Gianforte is decidedly not anti-dinosaur, a fact he can prove with a $290,000 donation receipt to the Glendive Dinosaur & Fossil Museum, the second largest dinosaur museum in Montana. Here’s the catch: The Glendive Dinosaur & Fossil Museum teaches that the world is between 6,000 and 6,400 years old, that dinosaurs lived among humans and voyaged on Noah’s Ark, and that they subsequently went extinct because of overhunting or climate shifts.
Christians who ascribe to the view that the Earth is just several thousand years old are generally referred to as Young Earth Creationists. Gianforte has not come out one way or another on his beliefs as to the age of the Earth or the story of the dinosaurs, but he has aligned himself with proponents of this worldview. He is a member of Grace Bible Church in Bozeman, Montana, which teaches the Bible as the literal word of God. He supports various efforts to educate children from a biblical perspective.

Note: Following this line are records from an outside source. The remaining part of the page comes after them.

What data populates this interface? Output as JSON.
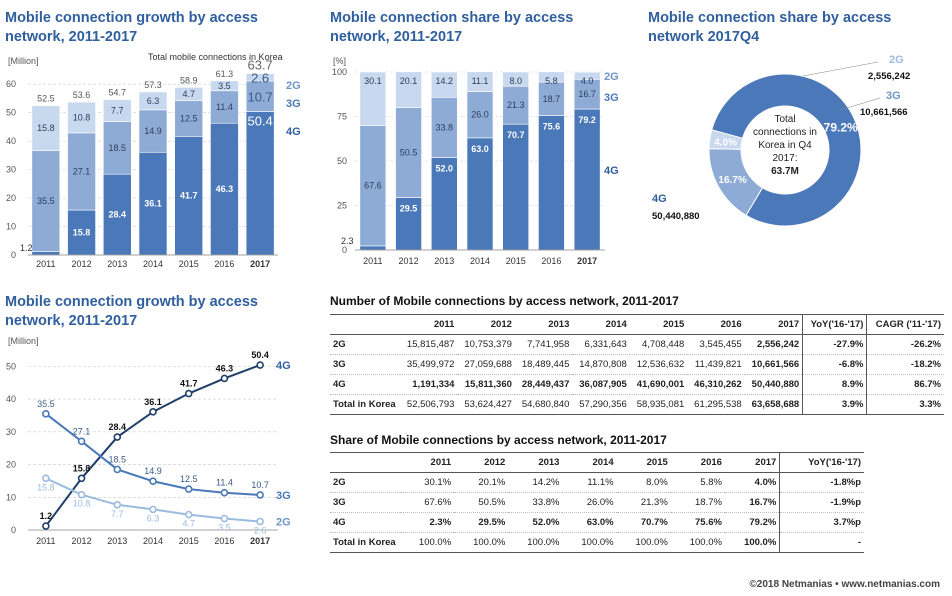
{
  "titles": {
    "growth_bar": "Mobile connection growth by access network, 2011-2017",
    "share_bar": "Mobile connection share by access network, 2011-2017",
    "pie": "Mobile connection share by access network 2017Q4",
    "growth_line": "Mobile connection growth by access network, 2011-2017",
    "table1": "Number of Mobile connections by access network, 2011-2017",
    "table2": "Share of Mobile connections by access network, 2011-2017"
  },
  "footer": "©2018 Netmanias • www.netmanias.com",
  "colors": {
    "g4": "#4a78b8",
    "g3": "#8eabd6",
    "g2": "#c8d8ee",
    "dark": "#1f3e6a",
    "mid": "#4a78b8",
    "light": "#9bbbe0"
  },
  "chart_data": [
    {
      "type": "bar",
      "stacked": true,
      "title": "Mobile connection growth by access network, 2011-2017",
      "ylabel": "[Million]",
      "annotation": "Total mobile connections in Korea",
      "ylim": [
        0,
        65
      ],
      "yticks": [
        "0",
        "10",
        "20",
        "30",
        "40",
        "50",
        "60"
      ],
      "categories": [
        "2011",
        "2012",
        "2013",
        "2014",
        "2015",
        "2016",
        "2017"
      ],
      "series": [
        {
          "name": "4G",
          "values": [
            1.2,
            15.8,
            28.4,
            36.1,
            41.7,
            46.3,
            50.4
          ]
        },
        {
          "name": "3G",
          "values": [
            35.5,
            27.1,
            18.5,
            14.9,
            12.5,
            11.4,
            10.7
          ]
        },
        {
          "name": "2G",
          "values": [
            15.8,
            10.8,
            7.7,
            6.3,
            4.7,
            3.5,
            2.6
          ]
        }
      ],
      "totals": [
        52.5,
        53.6,
        54.7,
        57.3,
        58.9,
        61.3,
        63.7
      ]
    },
    {
      "type": "bar",
      "stacked": true,
      "title": "Mobile connection share by access network, 2011-2017",
      "ylabel": "[%]",
      "ylim": [
        0,
        100
      ],
      "yticks": [
        "0",
        "25",
        "50",
        "75",
        "100"
      ],
      "categories": [
        "2011",
        "2012",
        "2013",
        "2014",
        "2015",
        "2016",
        "2017"
      ],
      "series": [
        {
          "name": "4G",
          "values": [
            2.3,
            29.5,
            52.0,
            63.0,
            70.7,
            75.6,
            79.2
          ]
        },
        {
          "name": "3G",
          "values": [
            67.6,
            50.5,
            33.8,
            26.0,
            21.3,
            18.7,
            16.7
          ]
        },
        {
          "name": "2G",
          "values": [
            30.1,
            20.1,
            14.2,
            11.1,
            8.0,
            5.8,
            4.0
          ]
        }
      ]
    },
    {
      "type": "pie",
      "title": "Mobile connection share by access network 2017Q4",
      "center_text": [
        "Total",
        "connections in",
        "Korea in Q4",
        "2017:",
        "63.7M"
      ],
      "slices": [
        {
          "name": "4G",
          "value": 79.2,
          "label": "79.2%",
          "count": "50,440,880"
        },
        {
          "name": "3G",
          "value": 16.7,
          "label": "16.7%",
          "count": "10,661,566"
        },
        {
          "name": "2G",
          "value": 4.0,
          "label": "4.0%",
          "count": "2,556,242"
        }
      ]
    },
    {
      "type": "line",
      "title": "Mobile connection growth by access network, 2011-2017",
      "ylabel": "[Million]",
      "ylim": [
        0,
        55
      ],
      "yticks": [
        "0",
        "10",
        "20",
        "30",
        "40",
        "50"
      ],
      "categories": [
        "2011",
        "2012",
        "2013",
        "2014",
        "2015",
        "2016",
        "2017"
      ],
      "series": [
        {
          "name": "4G",
          "values": [
            1.2,
            15.8,
            28.4,
            36.1,
            41.7,
            46.3,
            50.4
          ]
        },
        {
          "name": "3G",
          "values": [
            35.5,
            27.1,
            18.5,
            14.9,
            12.5,
            11.4,
            10.7
          ]
        },
        {
          "name": "2G",
          "values": [
            15.8,
            10.8,
            7.7,
            6.3,
            4.7,
            3.5,
            2.6
          ]
        }
      ]
    },
    {
      "type": "table",
      "title": "Number of Mobile connections by access network, 2011-2017",
      "columns": [
        "",
        "2011",
        "2012",
        "2013",
        "2014",
        "2015",
        "2016",
        "2017",
        "YoY('16-'17)",
        "CAGR ('11-'17)"
      ],
      "rows": [
        [
          "2G",
          "15,815,487",
          "10,753,379",
          "7,741,958",
          "6,331,643",
          "4,708,448",
          "3,545,455",
          "2,556,242",
          "-27.9%",
          "-26.2%"
        ],
        [
          "3G",
          "35,499,972",
          "27,059,688",
          "18,489,445",
          "14,870,808",
          "12,536,632",
          "11,439,821",
          "10,661,566",
          "-6.8%",
          "-18.2%"
        ],
        [
          "4G",
          "1,191,334",
          "15,811,360",
          "28,449,437",
          "36,087,905",
          "41,690,001",
          "46,310,262",
          "50,440,880",
          "8.9%",
          "86.7%"
        ],
        [
          "Total in Korea",
          "52,506,793",
          "53,624,427",
          "54,680,840",
          "57,290,356",
          "58,935,081",
          "61,295,538",
          "63,658,688",
          "3.9%",
          "3.3%"
        ]
      ]
    },
    {
      "type": "table",
      "title": "Share of Mobile connections by access network, 2011-2017",
      "columns": [
        "",
        "2011",
        "2012",
        "2013",
        "2014",
        "2015",
        "2016",
        "2017",
        "YoY('16-'17)"
      ],
      "rows": [
        [
          "2G",
          "30.1%",
          "20.1%",
          "14.2%",
          "11.1%",
          "8.0%",
          "5.8%",
          "4.0%",
          "-1.8%p"
        ],
        [
          "3G",
          "67.6%",
          "50.5%",
          "33.8%",
          "26.0%",
          "21.3%",
          "18.7%",
          "16.7%",
          "-1.9%p"
        ],
        [
          "4G",
          "2.3%",
          "29.5%",
          "52.0%",
          "63.0%",
          "70.7%",
          "75.6%",
          "79.2%",
          "3.7%p"
        ],
        [
          "Total in Korea",
          "100.0%",
          "100.0%",
          "100.0%",
          "100.0%",
          "100.0%",
          "100.0%",
          "100.0%",
          "-"
        ]
      ]
    }
  ]
}
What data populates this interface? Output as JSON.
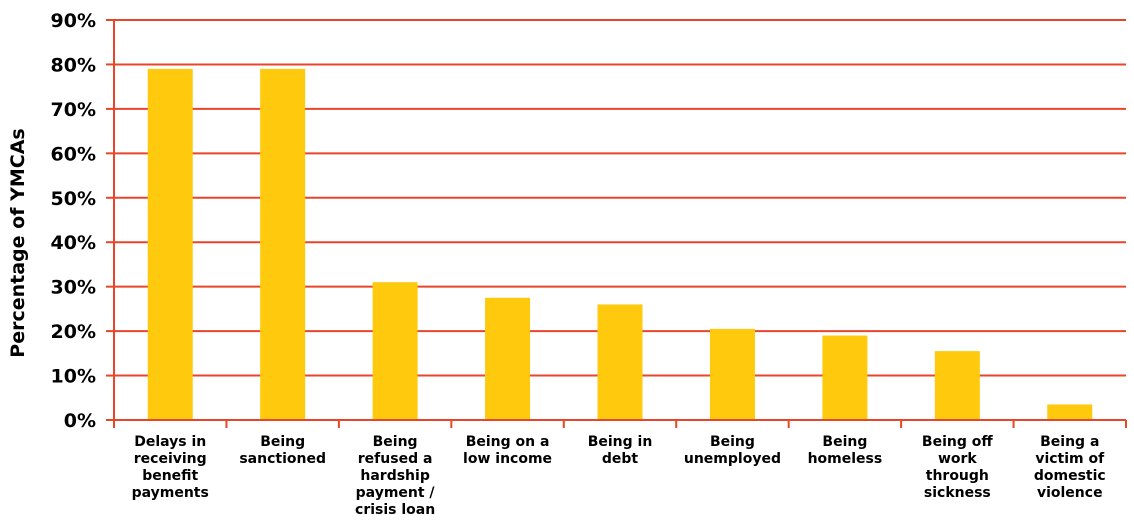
{
  "chart_data": {
    "type": "bar",
    "title": "",
    "xlabel": "",
    "ylabel": "Percentage of YMCAs",
    "ylim": [
      0,
      90
    ],
    "yticks": [
      "0%",
      "10%",
      "20%",
      "30%",
      "40%",
      "50%",
      "60%",
      "70%",
      "80%",
      "90%"
    ],
    "grid": true,
    "colors": {
      "bar": "#FFC90E",
      "grid": "#E8462A",
      "axis": "#E8462A"
    },
    "categories": [
      [
        "Delays in",
        "receiving",
        "benefit",
        "payments"
      ],
      [
        "Being",
        "sanctioned"
      ],
      [
        "Being",
        "refused a",
        "hardship",
        "payment /",
        "crisis loan"
      ],
      [
        "Being on a",
        "low income"
      ],
      [
        "Being in",
        "debt"
      ],
      [
        "Being",
        "unemployed"
      ],
      [
        "Being",
        "homeless"
      ],
      [
        "Being off",
        "work",
        "through",
        "sickness"
      ],
      [
        "Being a",
        "victim of",
        "domestic",
        "violence"
      ]
    ],
    "values": [
      79,
      79,
      31,
      27.5,
      26,
      20.5,
      19,
      15.5,
      3.5
    ]
  }
}
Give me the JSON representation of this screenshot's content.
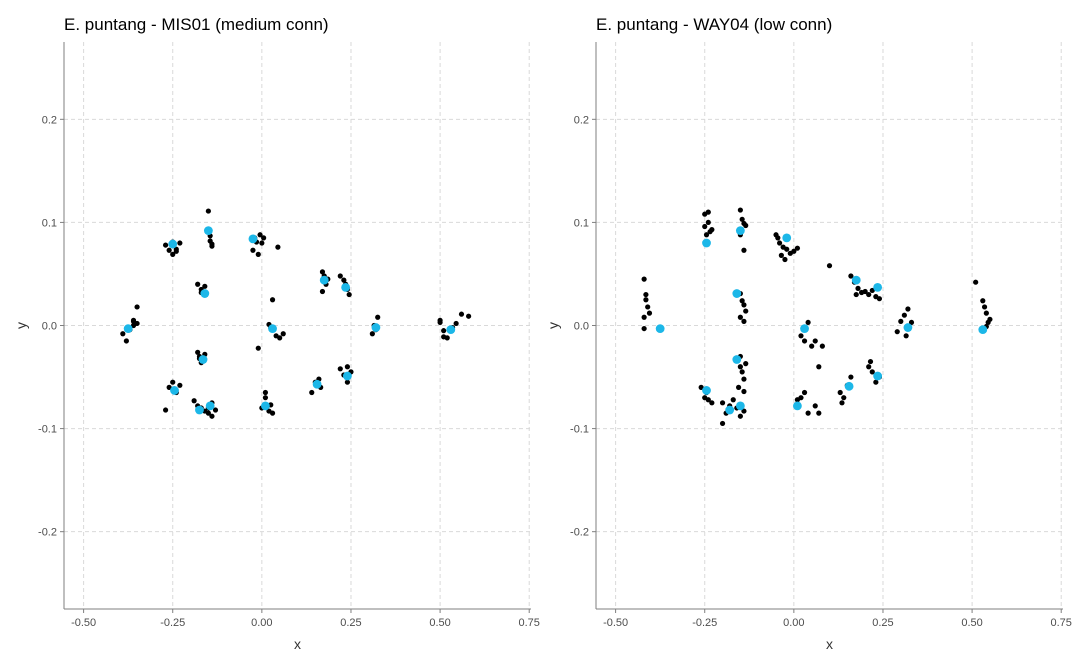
{
  "chart_data": [
    {
      "type": "scatter",
      "title": "E. puntang - MIS01 (medium conn)",
      "xlabel": "x",
      "ylabel": "y",
      "xlim": [
        -0.555,
        0.755
      ],
      "ylim": [
        -0.275,
        0.275
      ],
      "x_ticks": [
        -0.5,
        -0.25,
        0,
        0.25,
        0.5,
        0.75
      ],
      "x_tick_labels": [
        "-0.50",
        "-0.25",
        "0.00",
        "0.25",
        "0.50",
        "0.75"
      ],
      "y_ticks": [
        -0.2,
        -0.1,
        0,
        0.1,
        0.2
      ],
      "y_tick_labels": [
        "-0.2",
        "-0.1",
        "0.0",
        "0.1",
        "0.2"
      ],
      "grid": true,
      "series": [
        {
          "color": "#000000",
          "x": [
            -0.38,
            -0.39,
            -0.37,
            -0.36,
            -0.36,
            -0.35,
            -0.35,
            -0.36,
            -0.27,
            -0.26,
            -0.25,
            -0.24,
            -0.25,
            -0.24,
            -0.23,
            -0.15,
            -0.145,
            -0.14,
            -0.145,
            -0.14,
            -0.02,
            -0.025,
            -0.01,
            -0.015,
            -0.005,
            0,
            0.005,
            0.045,
            -0.18,
            -0.17,
            -0.16,
            -0.17,
            0.17,
            0.175,
            0.18,
            0.185,
            0.17,
            0.22,
            0.23,
            0.235,
            0.24,
            0.245,
            0.31,
            0.32,
            0.325,
            0.315,
            0.5,
            0.51,
            0.52,
            0.535,
            0.545,
            0.56,
            0.58,
            0.51,
            0.5,
            -0.18,
            -0.175,
            -0.17,
            -0.165,
            -0.16,
            -0.175,
            0.03,
            0.025,
            0.04,
            0.05,
            0.06,
            0.02,
            -0.01,
            -0.25,
            -0.26,
            -0.24,
            -0.23,
            -0.27,
            -0.19,
            -0.18,
            -0.17,
            -0.16,
            -0.15,
            -0.14,
            -0.13,
            -0.14,
            -0.15,
            0,
            0.01,
            0.02,
            0.025,
            0.03,
            0.01,
            0.14,
            0.15,
            0.16,
            0.165,
            0.155,
            0.22,
            0.23,
            0.24,
            0.25,
            0.24
          ],
          "y": [
            -0.015,
            -0.008,
            -0.004,
            0,
            0.004,
            0.002,
            0.018,
            0.005,
            0.078,
            0.073,
            0.069,
            0.072,
            0.081,
            0.074,
            0.08,
            0.111,
            0.082,
            0.077,
            0.087,
            0.079,
            0.085,
            0.073,
            0.069,
            0.081,
            0.088,
            0.08,
            0.085,
            0.076,
            0.04,
            0.035,
            0.038,
            0.032,
            0.052,
            0.048,
            0.04,
            0.045,
            0.033,
            0.048,
            0.044,
            0.04,
            0.035,
            0.03,
            -0.008,
            -0.004,
            0.008,
            0,
            0.005,
            -0.005,
            -0.012,
            -0.002,
            0.002,
            0.011,
            0.009,
            -0.011,
            0.003,
            -0.026,
            -0.03,
            -0.036,
            -0.033,
            -0.028,
            -0.032,
            0.025,
            -0.002,
            -0.01,
            -0.012,
            -0.008,
            0.001,
            -0.022,
            -0.055,
            -0.06,
            -0.065,
            -0.058,
            -0.082,
            -0.073,
            -0.078,
            -0.08,
            -0.083,
            -0.085,
            -0.088,
            -0.082,
            -0.075,
            -0.08,
            -0.08,
            -0.07,
            -0.083,
            -0.077,
            -0.085,
            -0.065,
            -0.065,
            -0.055,
            -0.052,
            -0.06,
            -0.058,
            -0.042,
            -0.048,
            -0.055,
            -0.045,
            -0.04
          ]
        },
        {
          "color": "#1cb7e8",
          "x": [
            -0.375,
            -0.25,
            -0.15,
            -0.025,
            -0.16,
            0.175,
            0.235,
            0.32,
            0.53,
            -0.165,
            0.03,
            -0.245,
            -0.175,
            -0.145,
            0.01,
            0.155,
            0.24
          ],
          "y": [
            -0.003,
            0.079,
            0.092,
            0.084,
            0.031,
            0.044,
            0.037,
            -0.002,
            -0.004,
            -0.033,
            -0.003,
            -0.063,
            -0.082,
            -0.078,
            -0.078,
            -0.057,
            -0.049
          ]
        }
      ]
    },
    {
      "type": "scatter",
      "title": "E. puntang - WAY04 (low conn)",
      "xlabel": "x",
      "ylabel": "y",
      "xlim": [
        -0.555,
        0.755
      ],
      "ylim": [
        -0.275,
        0.275
      ],
      "x_ticks": [
        -0.5,
        -0.25,
        0,
        0.25,
        0.5,
        0.75
      ],
      "x_tick_labels": [
        "-0.50",
        "-0.25",
        "0.00",
        "0.25",
        "0.50",
        "0.75"
      ],
      "y_ticks": [
        -0.2,
        -0.1,
        0,
        0.1,
        0.2
      ],
      "y_tick_labels": [
        "-0.2",
        "-0.1",
        "0.0",
        "0.1",
        "0.2"
      ],
      "grid": true,
      "series": [
        {
          "color": "#000000",
          "x": [
            -0.42,
            -0.415,
            -0.41,
            -0.42,
            -0.405,
            -0.415,
            -0.42,
            -0.25,
            -0.24,
            -0.23,
            -0.245,
            -0.235,
            -0.24,
            -0.25,
            -0.15,
            -0.145,
            -0.14,
            -0.135,
            -0.15,
            -0.14,
            -0.05,
            -0.045,
            -0.04,
            -0.03,
            -0.02,
            -0.01,
            0,
            0.01,
            -0.035,
            -0.025,
            0.1,
            -0.15,
            -0.145,
            -0.14,
            -0.135,
            -0.15,
            -0.14,
            0.16,
            0.17,
            0.18,
            0.19,
            0.2,
            0.21,
            0.22,
            0.23,
            0.24,
            0.175,
            0.29,
            0.3,
            0.31,
            0.32,
            0.33,
            0.315,
            0.51,
            0.53,
            0.54,
            0.55,
            0.545,
            0.535,
            0.54,
            -0.15,
            -0.145,
            -0.14,
            -0.135,
            -0.155,
            -0.14,
            -0.15,
            0.02,
            0.03,
            0.04,
            0.05,
            0.06,
            0.07,
            0.08,
            -0.26,
            -0.25,
            -0.24,
            -0.23,
            -0.245,
            -0.2,
            -0.19,
            -0.18,
            -0.17,
            -0.16,
            -0.15,
            -0.14,
            -0.2,
            0.02,
            0.03,
            0.04,
            0.06,
            0.07,
            0.01,
            0.13,
            0.14,
            0.15,
            0.16,
            0.135,
            0.21,
            0.22,
            0.23,
            0.24,
            0.215
          ],
          "y": [
            0.045,
            0.03,
            0.018,
            0.008,
            0.012,
            0.025,
            -0.003,
            0.108,
            0.11,
            0.093,
            0.088,
            0.091,
            0.1,
            0.096,
            0.112,
            0.103,
            0.099,
            0.097,
            0.088,
            0.073,
            0.088,
            0.085,
            0.08,
            0.076,
            0.074,
            0.07,
            0.072,
            0.075,
            0.068,
            0.064,
            0.058,
            0.031,
            0.024,
            0.02,
            0.014,
            0.008,
            0.004,
            0.048,
            0.042,
            0.036,
            0.032,
            0.033,
            0.03,
            0.034,
            0.028,
            0.026,
            0.03,
            -0.006,
            0.004,
            0.01,
            0.016,
            0.003,
            -0.01,
            0.042,
            0.024,
            0.012,
            0.006,
            0.003,
            0.018,
            -0.001,
            -0.04,
            -0.045,
            -0.052,
            -0.037,
            -0.06,
            -0.064,
            -0.03,
            -0.01,
            -0.015,
            0.003,
            -0.02,
            -0.015,
            -0.04,
            -0.02,
            -0.06,
            -0.07,
            -0.072,
            -0.075,
            -0.065,
            -0.095,
            -0.085,
            -0.078,
            -0.072,
            -0.08,
            -0.088,
            -0.083,
            -0.075,
            -0.07,
            -0.065,
            -0.085,
            -0.078,
            -0.085,
            -0.072,
            -0.065,
            -0.07,
            -0.058,
            -0.05,
            -0.075,
            -0.04,
            -0.045,
            -0.055,
            -0.05,
            -0.035
          ]
        },
        {
          "color": "#1cb7e8",
          "x": [
            -0.375,
            -0.245,
            -0.15,
            -0.02,
            -0.16,
            0.175,
            0.235,
            0.32,
            0.53,
            -0.16,
            0.03,
            -0.245,
            -0.18,
            -0.15,
            0.01,
            0.155,
            0.235
          ],
          "y": [
            -0.003,
            0.08,
            0.092,
            0.085,
            0.031,
            0.044,
            0.037,
            -0.002,
            -0.004,
            -0.033,
            -0.003,
            -0.063,
            -0.082,
            -0.078,
            -0.078,
            -0.059,
            -0.049
          ]
        }
      ]
    }
  ]
}
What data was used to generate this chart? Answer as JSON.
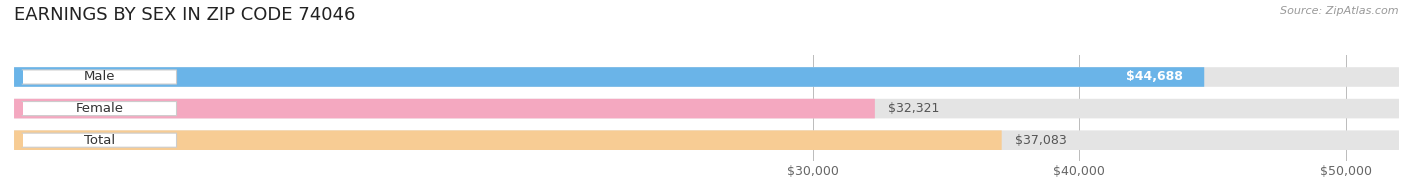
{
  "title": "EARNINGS BY SEX IN ZIP CODE 74046",
  "source": "Source: ZipAtlas.com",
  "categories": [
    "Male",
    "Female",
    "Total"
  ],
  "values": [
    44688,
    32321,
    37083
  ],
  "bar_colors": [
    "#6ab4e8",
    "#f4a8c0",
    "#f7cc94"
  ],
  "bar_bg_color": "#e4e4e4",
  "xticks": [
    30000,
    40000,
    50000
  ],
  "xtick_labels": [
    "$30,000",
    "$40,000",
    "$50,000"
  ],
  "xlim_min": 0,
  "xlim_max": 52000,
  "title_fontsize": 13,
  "tick_fontsize": 9,
  "bar_label_fontsize": 9,
  "source_fontsize": 8,
  "background_color": "#ffffff",
  "fig_width": 14.06,
  "fig_height": 1.96
}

Young Earth Creationists are famous for imitating the language and institutions of science to promote unscientific views. Ken Ham’s Ark Encounter theme park in Kansas is built like a replica Noah’s Ark, full of museum-like exhibits on the “science” of the flood. It even includes — you guessed it — a pair of dinosaurs. Earlier this month a colleague of Ham’s, Andrew Snelling, launched a lawsuit against the National Park Service for failing to grant him permission to collect rock samples in the Grand Canyon for the purpose of geological research.